プロローグ/パーティ追放
「これからは『魔術師』のこいつがうちのパーティに入る。だからカイ、お前は今日でお別れだ」
パーティリーダーのアレスが言い放った台詞に、頭が真っ白になる。
「お別れって……僕にパーティを抜けろってこと?」
「それ以外に何があるんだよ」
場所はパーティで借りている宿の一室。
パーティメンバーも全員いる。
アレスの隣にはローブ姿の見慣れない男が立っていた。
おそらく彼が新しく加入する『魔術師』なんだろう。
アレスはその男の肩に手を置きながら、嘲るように言った。
「『魔術師』が仲間になるんだ。下位互換の『狩人』を置いてやる理由もねえだろ?」
冒険者は全員、ギルドに登録する際『職業』を得る。
その職業によって戦い方が変わってくる。
僕の職業は『狩人』。
つまり弓使いだ。
弓矢で遠くの敵を的確に射抜く――なんて言えば聞こえはいいけど、実際は一番のハズレ職。

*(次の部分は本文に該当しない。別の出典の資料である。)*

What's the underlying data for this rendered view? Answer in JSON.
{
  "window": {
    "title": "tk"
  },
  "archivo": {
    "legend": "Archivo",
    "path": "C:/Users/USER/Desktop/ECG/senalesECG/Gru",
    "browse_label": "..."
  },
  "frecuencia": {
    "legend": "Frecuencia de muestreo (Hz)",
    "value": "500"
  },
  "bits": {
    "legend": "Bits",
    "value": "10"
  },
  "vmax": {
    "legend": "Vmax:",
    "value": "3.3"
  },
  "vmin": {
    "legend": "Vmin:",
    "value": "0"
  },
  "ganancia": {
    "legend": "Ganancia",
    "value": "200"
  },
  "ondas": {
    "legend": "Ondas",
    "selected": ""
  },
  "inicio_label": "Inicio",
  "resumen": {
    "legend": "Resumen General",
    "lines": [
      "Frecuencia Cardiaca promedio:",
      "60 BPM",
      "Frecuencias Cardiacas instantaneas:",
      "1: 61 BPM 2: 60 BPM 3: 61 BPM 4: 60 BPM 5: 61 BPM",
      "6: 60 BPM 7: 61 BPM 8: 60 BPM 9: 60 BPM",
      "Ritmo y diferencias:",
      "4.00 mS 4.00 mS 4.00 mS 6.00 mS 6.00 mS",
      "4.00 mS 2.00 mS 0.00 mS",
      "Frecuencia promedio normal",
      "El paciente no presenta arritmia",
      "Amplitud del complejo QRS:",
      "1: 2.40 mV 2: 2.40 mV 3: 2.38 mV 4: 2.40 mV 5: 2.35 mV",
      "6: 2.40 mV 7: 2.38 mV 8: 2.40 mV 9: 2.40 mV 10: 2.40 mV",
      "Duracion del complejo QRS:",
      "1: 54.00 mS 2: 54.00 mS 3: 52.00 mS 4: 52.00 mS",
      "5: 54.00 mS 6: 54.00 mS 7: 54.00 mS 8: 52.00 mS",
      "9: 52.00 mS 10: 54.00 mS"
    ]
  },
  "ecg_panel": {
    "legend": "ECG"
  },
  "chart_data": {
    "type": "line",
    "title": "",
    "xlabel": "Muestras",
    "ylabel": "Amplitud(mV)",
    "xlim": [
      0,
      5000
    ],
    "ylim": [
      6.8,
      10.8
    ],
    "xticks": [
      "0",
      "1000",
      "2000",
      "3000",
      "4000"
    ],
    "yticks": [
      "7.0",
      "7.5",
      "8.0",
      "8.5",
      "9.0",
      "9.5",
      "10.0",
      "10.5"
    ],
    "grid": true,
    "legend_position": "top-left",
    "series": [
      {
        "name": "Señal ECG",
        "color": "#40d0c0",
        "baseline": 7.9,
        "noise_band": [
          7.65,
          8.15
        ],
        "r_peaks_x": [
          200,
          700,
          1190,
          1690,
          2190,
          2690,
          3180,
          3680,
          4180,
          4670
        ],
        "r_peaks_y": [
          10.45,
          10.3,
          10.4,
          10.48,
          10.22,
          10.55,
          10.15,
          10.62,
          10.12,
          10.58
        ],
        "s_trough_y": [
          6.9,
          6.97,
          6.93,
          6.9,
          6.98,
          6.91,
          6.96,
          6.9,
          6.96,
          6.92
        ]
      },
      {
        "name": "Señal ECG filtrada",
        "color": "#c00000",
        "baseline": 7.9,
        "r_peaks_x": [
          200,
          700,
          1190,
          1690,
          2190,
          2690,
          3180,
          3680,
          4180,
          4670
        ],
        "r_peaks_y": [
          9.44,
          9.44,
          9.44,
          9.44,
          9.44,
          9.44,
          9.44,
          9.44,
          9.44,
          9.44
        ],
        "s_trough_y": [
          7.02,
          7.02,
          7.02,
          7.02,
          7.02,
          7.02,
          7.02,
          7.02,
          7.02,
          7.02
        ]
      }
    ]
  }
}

矢が尽きたら何もできないし、攻撃力も低いので、同じ遠距離攻撃が得意な『魔術師』の劣化版と馬鹿にされている。
『魔術師』がパーティに入るなら『狩人』の僕がいらなくなるというのは……悔しいけど、その通りだ。
(けど……だからって、こんなにあっさり切り捨てられるなんて)
僕は不遇職だからこそ、そんな自分を仲間にしてくれたアレスたちに感謝していた。
だから役に立とうと頑張ったし、結果も出してきたつもりだ。
自分で言うのもなんだけど、僕がいなかったら失敗していた依頼はいくつもあったというのに。
「……アレス。僕たちは仲間じゃなかったの?」
僕が言うと、アレスは馬鹿にするように笑った。
「仲間? ははっ、まだ気付かないのか。お前は最初からただのつなぎだったんだよ。『魔術師』が見つかるまでの代替品だ」
「……え?」
一瞬、何を言われたかわからなかった。
「『魔術師』が見つかった今となっちゃ用済みってわけだ。なあ、みんな?」
アレスは同意を求めるように周囲を見回す。
アレス以外の仲間たちは……唖然とする僕を見て、失笑していた。
『今まで気付いてなかったのか?』
『ほんと察しが悪いですよね、この人』
『俺たちと対等なつもりだったのか。『狩人』の分際で』
心無い言葉に心を抉られる。
つなぎ。代替品。……僕は彼らにとってそんな存在だったのか。
「それに、最近のお前はロクに役に立たねーからなあ。魔物との戦いは俺たちの奥に引っ込んで見てるだけ。追い出されて当然だろ?」
「なっ」
アレスの言葉に僕は唖然とした。
「それはアレスたち前衛が好き勝手に攻めるからじゃないか! 射線も空けてくれないのに、どうやって援護しろっていうんだ!」
アレスたち前衛陣はそれぞれ勝手に動く。
前衛が勝手だと困るのは後衛だ。
彼らは僕が敵を狙っていても、平気で射線を横切ってくる。
そんな状態で積極的な援護射撃なんてできるわけがない。
「足手まといが一丁前に口を利くんじゃねえ! 俺たちに寄生してるだけのくせに!」
「違う! 少しは僕の話も聞いて――」
「優しくしてりゃあつけ上がりやがって。お前はもういらねえんだよ! わかったらさっさと失せろ!」
どん、とアレスに突き飛ばされる。
『力』のステータスに職業補正のあるアレスの攻撃に耐えきれるはずもなく、僕は無様に尻餅をついた。
そんな僕を見ても、他の仲間たちは興味なさそうな目を向けてくるだけだった。
頼りになる年長の『戦士』も、頭の切れる眼鏡の『神官』も、寡黙な『盗賊』も。
僕が仲間だと思っていた彼らは、誰一人、僕を庇おうとはしなかった。
(……ああ、これはもう駄目だ)
僕はどうやら本当に、彼らにとって仲間でも何でもなかったらしい。
僕はよろよろと立ち上がり、こう言った。
「……わかった。僕はバーティを抜ける」
「弓矢も置いてけ。それは俺らの稼ぎで買ったようなもんだからな」
「……ああ」
僕は言われるがまま唯一の武器である弓矢をその場に置き、部屋を出た。
こうして僕は所属していた冒険者パーティを追放されたのだった。
新連載です。
不遇職『弓使い』の逆転人生、楽しんでいただけると嬉しいです。